What are the ingredients to an excellent weekend? Take one road trip, a couple of friends, several thousand nomadic strangers, a cult band, and a break-taking venue in the desert, and bingo! You’ve got what Ashley, Angie I did for the last three days: a road trip to the Gorge Amphitheatre in Washington to see Phish on their first tour since returning from hiatus.
Located in George, Washington (yes, you read that right), the Gorge Amphitheatre is positioned on cliffs above the Columbia River, presenting a spectacular view to concert attendees. When we arrived on Friday afternoon, it was beastly hot, a condition that continued through Saturday, which demanded the majority of our time was spent seeking shade and hydrating ourselves. But it was well worth it for two reasons: the northern lights, and Phish!

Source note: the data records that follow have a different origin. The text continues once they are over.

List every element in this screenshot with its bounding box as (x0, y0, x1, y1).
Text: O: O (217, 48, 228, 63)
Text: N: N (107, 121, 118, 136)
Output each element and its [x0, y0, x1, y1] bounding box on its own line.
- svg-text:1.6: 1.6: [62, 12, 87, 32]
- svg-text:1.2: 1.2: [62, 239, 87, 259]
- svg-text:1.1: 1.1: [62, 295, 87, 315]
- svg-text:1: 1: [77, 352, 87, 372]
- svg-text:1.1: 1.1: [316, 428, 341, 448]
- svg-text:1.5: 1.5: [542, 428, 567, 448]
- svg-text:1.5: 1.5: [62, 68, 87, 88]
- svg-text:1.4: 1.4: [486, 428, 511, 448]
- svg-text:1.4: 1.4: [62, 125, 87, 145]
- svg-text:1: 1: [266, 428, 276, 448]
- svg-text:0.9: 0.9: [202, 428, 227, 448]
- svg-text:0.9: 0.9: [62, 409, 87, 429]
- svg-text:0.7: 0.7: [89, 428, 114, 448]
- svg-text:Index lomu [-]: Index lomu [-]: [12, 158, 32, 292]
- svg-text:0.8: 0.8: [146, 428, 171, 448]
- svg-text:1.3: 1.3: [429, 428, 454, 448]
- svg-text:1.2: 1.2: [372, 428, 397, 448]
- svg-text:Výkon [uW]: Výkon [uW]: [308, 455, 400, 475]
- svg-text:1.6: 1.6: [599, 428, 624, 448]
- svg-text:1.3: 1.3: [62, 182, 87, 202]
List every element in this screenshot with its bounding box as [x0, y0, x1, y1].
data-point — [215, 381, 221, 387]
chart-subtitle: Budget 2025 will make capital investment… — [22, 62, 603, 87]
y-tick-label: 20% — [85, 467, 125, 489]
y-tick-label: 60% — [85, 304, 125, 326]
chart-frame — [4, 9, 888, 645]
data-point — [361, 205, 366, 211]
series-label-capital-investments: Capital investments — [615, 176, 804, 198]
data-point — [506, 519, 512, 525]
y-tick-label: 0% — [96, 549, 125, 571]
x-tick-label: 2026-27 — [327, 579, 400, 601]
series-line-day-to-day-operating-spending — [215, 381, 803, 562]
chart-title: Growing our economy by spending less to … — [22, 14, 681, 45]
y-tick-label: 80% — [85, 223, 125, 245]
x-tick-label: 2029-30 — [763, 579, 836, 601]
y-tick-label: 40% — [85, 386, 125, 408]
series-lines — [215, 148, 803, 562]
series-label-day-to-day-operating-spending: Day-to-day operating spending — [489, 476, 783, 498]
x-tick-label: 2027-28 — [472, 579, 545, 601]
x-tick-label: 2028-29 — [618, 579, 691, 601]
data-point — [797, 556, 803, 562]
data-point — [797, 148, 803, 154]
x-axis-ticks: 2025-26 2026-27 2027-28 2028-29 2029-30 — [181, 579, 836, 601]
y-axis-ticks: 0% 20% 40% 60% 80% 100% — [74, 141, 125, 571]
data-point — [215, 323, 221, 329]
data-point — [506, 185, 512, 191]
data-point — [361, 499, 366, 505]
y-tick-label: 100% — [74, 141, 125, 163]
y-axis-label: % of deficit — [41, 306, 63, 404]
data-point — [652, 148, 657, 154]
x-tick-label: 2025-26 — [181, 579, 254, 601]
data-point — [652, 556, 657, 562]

As the sun set on Friday night, the majority of people around us had their attention focused on the John Mayer/Counting Crows concert in the Gorge. We, however, noticed a slight greenish haze forming in the opposite direction that grew stronger until streaks of vertical curtains of light became visible once the sun has set completely. Given that Phish would be playing by itself the following evening, I suppose this experience counted as the opening act.
At the Phish concert the next evening, spirits were high and the weary Gorge campers were ready to have some fun. In a “Dead Poets Society” moment, someone in the audience discovered that the flour tortillas being sold by the concession were amazingly aerodynamic, especially in the presence of the wind blasting the amphitheatre from the ravine. Before the concert even began, tortilla UFOs streaked across the concert audience, sometimes making it almost the entire way across the amphitheatre in brave defiance of the laws of baking and gravity.
The concert itself was usual Phish fare, with numerous jams on songs old and new. It appeared that the band was a little out of practice at some points during the concert – though the cruised through some songs in perfect form, they seemed lost in others, wandering to a finish without really coming together. In particular, we noticed that Trey and Page seemed to stepping on each other’s toes a little when it came to solos. Weird.
The final song in the encore, the reprise of “Tweezer”, was really neat. All through the concert, people had been tossing around glow sticks and glow stick bracelets, having previously exhausted their stockpile of tortillas. As the song approached the finish, glow sticks were being thrown forward towards the stage, bouncing over the crowd with a life of their own. By the end, the mosh pit right in front of the stage looked like it was bubbling with glow sticks, as the song came to a close. A perfectly surreal finish to the concert.